The sum of the data listed above makes it possible to differentiate the silica deposits associated with steam-heated blanket from previous relicts of siliceous sinter deposits. For the investigated deposits in the alteration zone of the CIVC, it is proposed that both the steam-heated blanket and the siliceous sinter deposits would be associated at depth with an active alkaline-chlorine geothermal environment. This is consistent with the high soil temperatures and the CO2 diffuse degassing recorded by Taussi et al. [28]. In addition, neutral-pH water conditions were found in drilling cores for the clay cap of the Cerro Pabellón geothermal system [11] as well as for the propylitic zone, where pyrite and chalcopyrite with high metals concentrations were determined and associated with IS epithermal deposits [72,73].

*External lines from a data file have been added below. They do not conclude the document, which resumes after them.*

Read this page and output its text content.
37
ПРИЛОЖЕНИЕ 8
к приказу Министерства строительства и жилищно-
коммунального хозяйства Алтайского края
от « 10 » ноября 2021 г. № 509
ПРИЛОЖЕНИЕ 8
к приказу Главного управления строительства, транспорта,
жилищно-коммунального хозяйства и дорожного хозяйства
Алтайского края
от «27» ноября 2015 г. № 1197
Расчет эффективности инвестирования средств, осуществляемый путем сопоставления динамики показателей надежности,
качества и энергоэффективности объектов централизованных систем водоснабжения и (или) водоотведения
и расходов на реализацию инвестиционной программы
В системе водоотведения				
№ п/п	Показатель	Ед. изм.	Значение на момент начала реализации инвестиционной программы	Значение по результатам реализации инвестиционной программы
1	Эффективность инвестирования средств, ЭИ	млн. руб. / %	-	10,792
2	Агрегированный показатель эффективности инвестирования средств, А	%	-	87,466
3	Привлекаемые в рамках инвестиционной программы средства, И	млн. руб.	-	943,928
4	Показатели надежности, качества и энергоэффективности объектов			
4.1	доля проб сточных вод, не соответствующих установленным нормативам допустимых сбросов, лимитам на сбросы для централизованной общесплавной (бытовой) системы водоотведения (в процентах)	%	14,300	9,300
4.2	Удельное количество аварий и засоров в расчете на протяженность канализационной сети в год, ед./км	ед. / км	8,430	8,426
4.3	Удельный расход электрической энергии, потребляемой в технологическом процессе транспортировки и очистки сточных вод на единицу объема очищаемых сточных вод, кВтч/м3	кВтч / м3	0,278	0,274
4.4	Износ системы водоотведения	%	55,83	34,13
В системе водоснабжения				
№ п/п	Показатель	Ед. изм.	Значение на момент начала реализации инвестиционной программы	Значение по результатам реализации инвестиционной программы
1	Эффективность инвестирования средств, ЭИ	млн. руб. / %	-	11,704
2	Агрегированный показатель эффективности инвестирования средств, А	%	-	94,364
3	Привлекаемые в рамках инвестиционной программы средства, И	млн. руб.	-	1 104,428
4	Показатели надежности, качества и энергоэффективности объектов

5.3. Hydrothermal, Structural and Paleoclimatic Interactions in the Geothermal Systems of Northern Chile

Concerning the alteration zone of the CIVC, the interaction of the hydrothermal system, the structural setting and the paleo-climatic fluctuations all contributed, most likely, to the formation and evolution of the geothermal system. The role of these factors seems to be of major relevance in prospecting possible geothermal systems in other areas of northern Chile. As presented in this paper, the silica deposits of the CIVC are linked to a complex magmatic and hydrothermal history coupled with structural, paleoclimatic factors and sedimentary and mineralogical transformation processes, the results of which are recorded in the physical, chemical and biological changes of the alteration/precipitation of the investigated deposits.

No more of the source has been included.